After all, anyone who has run understands that finishing is a mental game. Buddhist monk and marathoner  Sakyong Mipham Rinpoche says that, “The mind is the leading edge of whatever you can do … after you’ve gotten used to physical activity, you’re working with your mind.”

Again, “just keep running.”  (I can almost hear Dori, from Disney’s Finding Nemo; can you?)

The Marathon

Friday, April 30th, 2010

The marathon may be the most popular independent athletic event in the world; in 2010, over a million people will register to run at least one of the 500 marathons organized world wide this year. In combination with the World Championship and Olympic marathons, the Boston, New York City, Chicago, London, and Berlin marathons constitute the World Marathon Majors series, which awards $500,000 annually to the top competitors. Wow!

Yet, it wasn’t the cash that put “complete a marathon” on my list of life goals. It was the challenge – 26.2 miles just seemed like an incredibly long way to run. Paul Heckert agrees:

26.2 miles is a long way. The runner’s feet will slam into the hard road about 26,000 times each. All this pounding makes the runner’s feet sore. It also hurts the ankles, legs, knees, hips, and so forth. A runner with an old knee, ankle, hip, or other injury will relive the familiar pain from the stress of a hard 26.2 mile run. At about 20 miles the body’s store of glycogen fuel runs out. Runners whose bodies have not yet learned to burn fat will often hit the wall. They muster every last bit of whatever it is inside them to continue barely doing the survival shuffle.

I am happy to report that I managed to complete my first marathon with less than the usual pain and suffering. By crossing the finish line in San Diego last year, I joined the less than 1% of Americans who will ever complete a marathon. Pretty impressive, huh?

More significant, really, is that I was even permitted to compete. Eighty-eight years separates Melpomene’s unofficial marathon during the 1896 Olympics, where she finished with a respectable 4:30.00, and Joan Benoit’s 2:24:52 winning finishing time at the first women’s marathon of the modern Olympic games in 1984. That was barely 25  years ago!

Although women’s access to “smaller” distance events increased – Arlene Piper was the first woman to complete the Pikes Peak Marathon in 1959 (in just over 9 hours), for example – they were barred from the elite races. Roberta Gibb hid in the bushes at the start of the 1966 Boston Marathon, then jumped into the race. She finished in 3:21:40, making her the unofficial women’s winner that year. She beat Katherine Switzer, who took almost an hour longer, competing as K. Switzer – a man. It wasn’t until 1972, a year after women’s participation in marathons was sanctioned by the Amateur Athletics Union (AAU), that Nina Kuscsik became the first official female champion with a finishing time of 3:10:26.

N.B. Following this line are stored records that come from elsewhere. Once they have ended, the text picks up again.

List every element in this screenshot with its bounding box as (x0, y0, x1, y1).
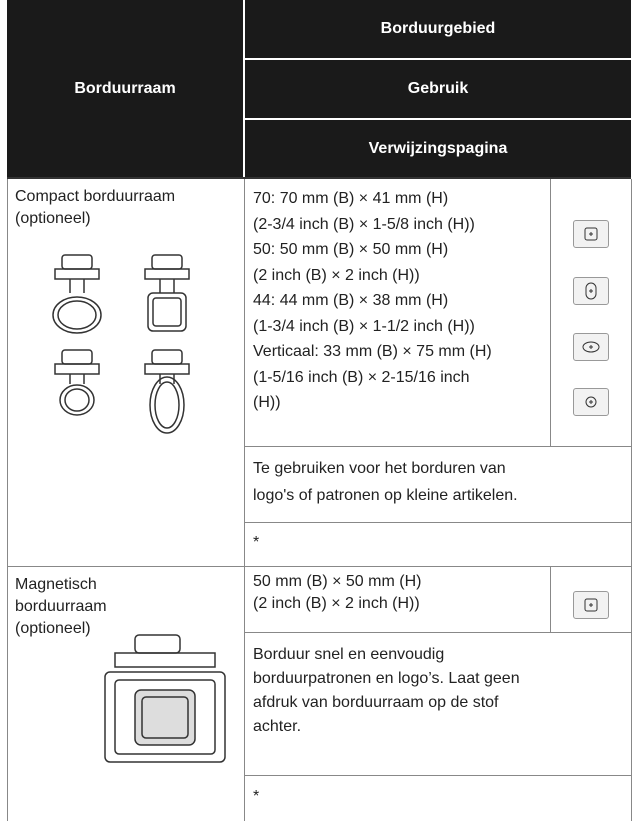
text-line: (2 inch (B) × 2 inch (H)) (253, 266, 420, 284)
usage-text: Te gebruiken voor het borduren van logo's… (253, 455, 518, 509)
text-line: (2-3/4 inch (B) × 1-5/8 inch (H)) (253, 215, 475, 233)
usage-text: Borduur snel en eenvoudig borduurpatronen… (253, 643, 520, 739)
icon (573, 333, 609, 361)
text-line: Te gebruiken voor het borduren van (253, 460, 506, 477)
area-text: 50 mm (B) × 50 mm (H) (2 inch (B) × 2 inc… (253, 571, 421, 615)
frame-name: Compact borduurraam (optioneel) (15, 186, 175, 230)
icon (573, 388, 609, 416)
magnetic-frame-image (104, 634, 226, 763)
header-reference: Verwijzingspagina (245, 120, 631, 177)
border (631, 179, 632, 821)
header-rule (7, 177, 631, 179)
border (7, 566, 631, 567)
frame-name: Magnetisch borduurraam (optioneel) (15, 574, 107, 640)
header-usage: Gebruik (245, 60, 631, 118)
border (244, 446, 631, 447)
reference: * (253, 534, 260, 551)
icon (573, 220, 609, 248)
text-line: borduurraam (15, 598, 107, 615)
reference: * (253, 788, 260, 805)
text-line: 50: 50 mm (B) × 50 mm (H) (253, 241, 449, 258)
text-line: Verticaal: 33 mm (B) × 75 mm (H) (253, 343, 492, 360)
text-line: (H)) (253, 394, 281, 411)
text-line: Magnetisch (15, 576, 97, 593)
border (244, 775, 631, 776)
text-line: Compact borduurraam (15, 188, 176, 205)
header-frame: Borduurraam (7, 0, 243, 177)
text-line: logo's of patronen op kleine artikelen. (253, 487, 518, 504)
text-line: Borduur snel en eenvoudig (253, 646, 445, 663)
border (7, 179, 8, 821)
text-line: (2 inch (B) × 2 inch (H)) (253, 595, 420, 612)
compact-frame-image (52, 254, 190, 434)
text-line: 70: 70 mm (B) × 41 mm (H) (253, 190, 449, 207)
border (550, 567, 551, 632)
area-text: 70: 70 mm (B) × 41 mm (H) (2-3/4 inch (B)… (253, 186, 492, 416)
text-line: achter. (253, 718, 302, 735)
border (550, 179, 551, 446)
text-line: (1-5/16 inch (B) × 2-15/16 inch (253, 368, 470, 386)
border (244, 179, 245, 821)
border (244, 632, 631, 633)
text-line: afdruk van borduurraam op de stof (253, 694, 499, 711)
text-line: 50 mm (B) × 50 mm (H) (253, 573, 422, 590)
icon (573, 277, 609, 305)
border (244, 522, 631, 523)
text-line: borduurpatronen en logo’s. Laat geen (253, 670, 520, 687)
text-line: (optioneel) (15, 620, 91, 637)
icon (573, 591, 609, 619)
text-line: (optioneel) (15, 210, 91, 227)
header-area: Borduurgebied (245, 0, 631, 58)
text-line: 44: 44 mm (B) × 38 mm (H) (253, 292, 449, 309)
text-line: (1-3/4 inch (B) × 1-1/2 inch (H)) (253, 317, 475, 335)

Considering Paula Radcliff’s record-breaking 2:15:25 marathon finish in 2003 and scientists' speculation that women may ultimately outperform men in distance running events, why weren’t women permitted to compete in world class marathons? According to Lynette Miller, the essence of the argument is that "Their bodies just can't take it! They might injure themselves and be unable to have children."

Uh huh…Current record-holder Paula Radcliff gave birth to daughter Isla in 2007 without incident; rather, childbirth complicated her return to the professional marathon circuit. Currently expecting a second child, Paula plans to enter – and win – the Olympic marathon competition in 2012.